Capoeira e ancestralidade
Entre as manifestações apresentadas durante o evento, a capoeira ocupou lugar de destaque. Reconhecida como uma das maiores expressões da resistência negra no Brasil, a prática reúne luta, dança, música, disciplina e transmissão de conhecimentos entre gerações.
O mestre de capoeira Márcio Lima defendeu que atividades como o “Julho das Pretas” sejam incorporadas de forma permanente ao calendário cultural de Manaus.

“A capoeira, a música, a dança e todas as manifestações da cultura afro-brasileira fortalecem nossa identidade, aproximam as novas gerações das suas raízes e ajudam a combater o preconceito”, declarou.
Para ele, a valorização da cultura afro deve começar pela educação e pelo reconhecimento da contribuição dos povos negros para a construção do país.
A presença de mestres, artistas, artesãs e empreendedoras também permitiu que o público conhecesse diferentes formas de expressão da ancestralidade africana e afro-amazônica.
Mulheres negras em posição de protagonismo
A advogada e ativista Karla Carvalho ressaltou que a realização do evento adquire relevância especial no Amazonas, onde grande parte da população se reconhece como parda ou negra.
Para ela, criar espaços de protagonismo para as mulheres negras significa reconhecer sua contribuição para a sociedade e ampliar sua participação na economia, na política, na cultura e em outras áreas de decisão.

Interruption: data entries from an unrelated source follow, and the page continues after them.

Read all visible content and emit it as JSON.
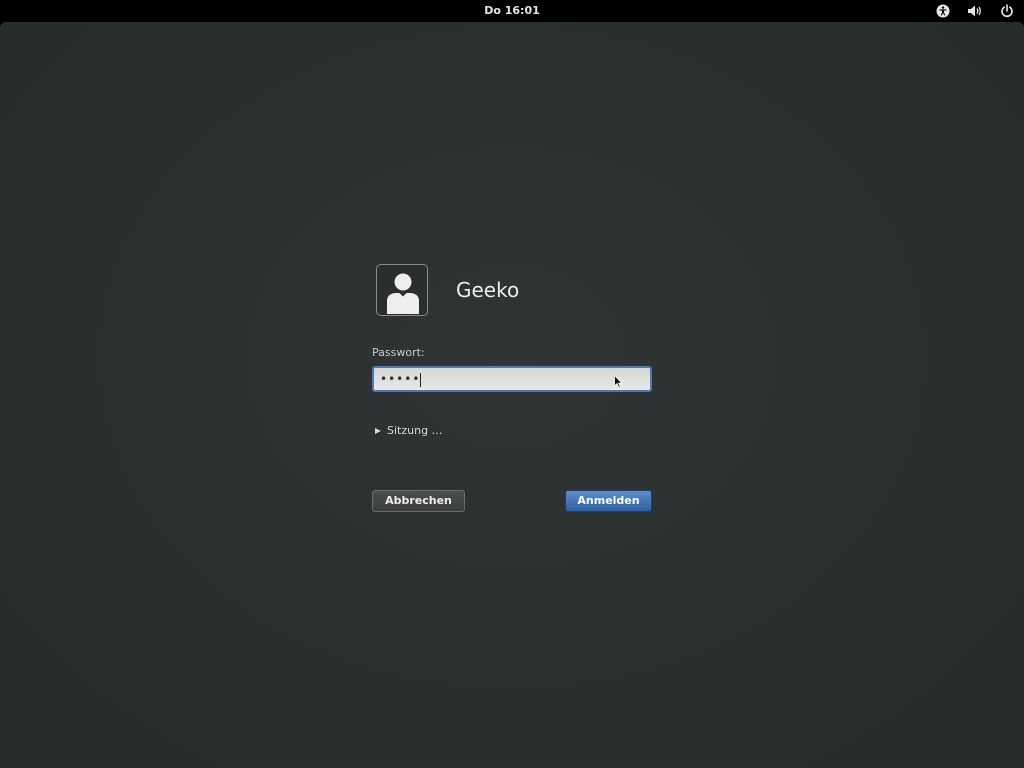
{
  "topbar": {
    "clock": "Do 16:01",
    "icons": [
      "accessibility-icon",
      "volume-icon",
      "power-icon"
    ]
  },
  "login": {
    "username": "Geeko",
    "password_label": "Passwort:",
    "password_value": "•••••",
    "session_label": "Sitzung …",
    "cancel_label": "Abbrechen",
    "login_label": "Anmelden"
  },
  "colors": {
    "background": "#2b302f",
    "topbar": "#000000",
    "accent": "#4a7bb5",
    "login_button": "#3b6cae"
  }
}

“Precisamos fortalecer cada vez mais o protagonismo das mulheres negras, ampliar os espaços de participação, incentivar o empreendedorismo e garantir que elas estejam ocupando posições de liderança”, destacou.
A programação também chamou atenção para o papel das mulheres negras na preservação de conhecimentos, tradições e práticas culturais transmitidas ao longo das gerações.
Muitas dessas mulheres são responsáveis pela manutenção de famílias, comunidades, negócios e projetos culturais, mesmo diante de dificuldades de acesso ao crédito, à qualificação e aos espaços de comercialização.
Cultura também gera renda
A feira instalada na Casa de Praia Zezinho Corrêa permitiu que artesãs e empreendedoras apresentassem produtos inspirados na cultura afro-brasileira e na identidade amazônica.
Peças artesanais, alimentos, roupas, acessórios e outros produtos transformaram o evento em uma vitrine para a economia criativa e para o trabalho desenvolvido por mulheres negras em Manaus.

A artesã Marlúcia Silva afirmou que iniciativas desse tipo contribuem para conquistar novos clientes, ampliar a renda familiar e fortalecer o reconhecimento do artesanato como instrumento de transformação social.
“É muito importante ter esse espaço para expor nossos produtos, conquistar novos clientes, gerar renda para nossas famílias e manter viva a cultura e a ancestralidade presentes em cada peça produzida”, afirmou.
Além do aspecto econômico, a feira mostrou que o empreendedorismo pode funcionar como caminho para a autonomia financeira e para o fortalecimento da identidade cultural.
Memória, resistência e futuro
Celebrado em diferentes regiões do país, o “Julho das Pretas” faz referência ao Dia Internacional da Mulher Negra Latino-Americana e Caribenha e ao Dia Nacional de Tereza de Benguela e da Mulher Negra, ambos lembrados em 25 de julho.
A data homenageia a resistência de mulheres negras que enfrentaram a escravidão, o racismo e as desigualdades sociais, ao mesmo tempo em que reconhece a atuação das mulheres que continuam lutando por direitos, respeito e oportunidades.
Em Manaus, o encerramento da programação reafirmou a cultura afro-brasileira como parte fundamental da identidade da cidade.
Ao reunir ancestralidade, arte, empreendedorismo e educação antirracista, o “Julho das Pretas” mostrou que a valorização da cultura negra não deve se limitar a um mês do calendário, mas integrar de forma permanente as políticas públicas, os espaços culturais e a vida social da capital amazonense.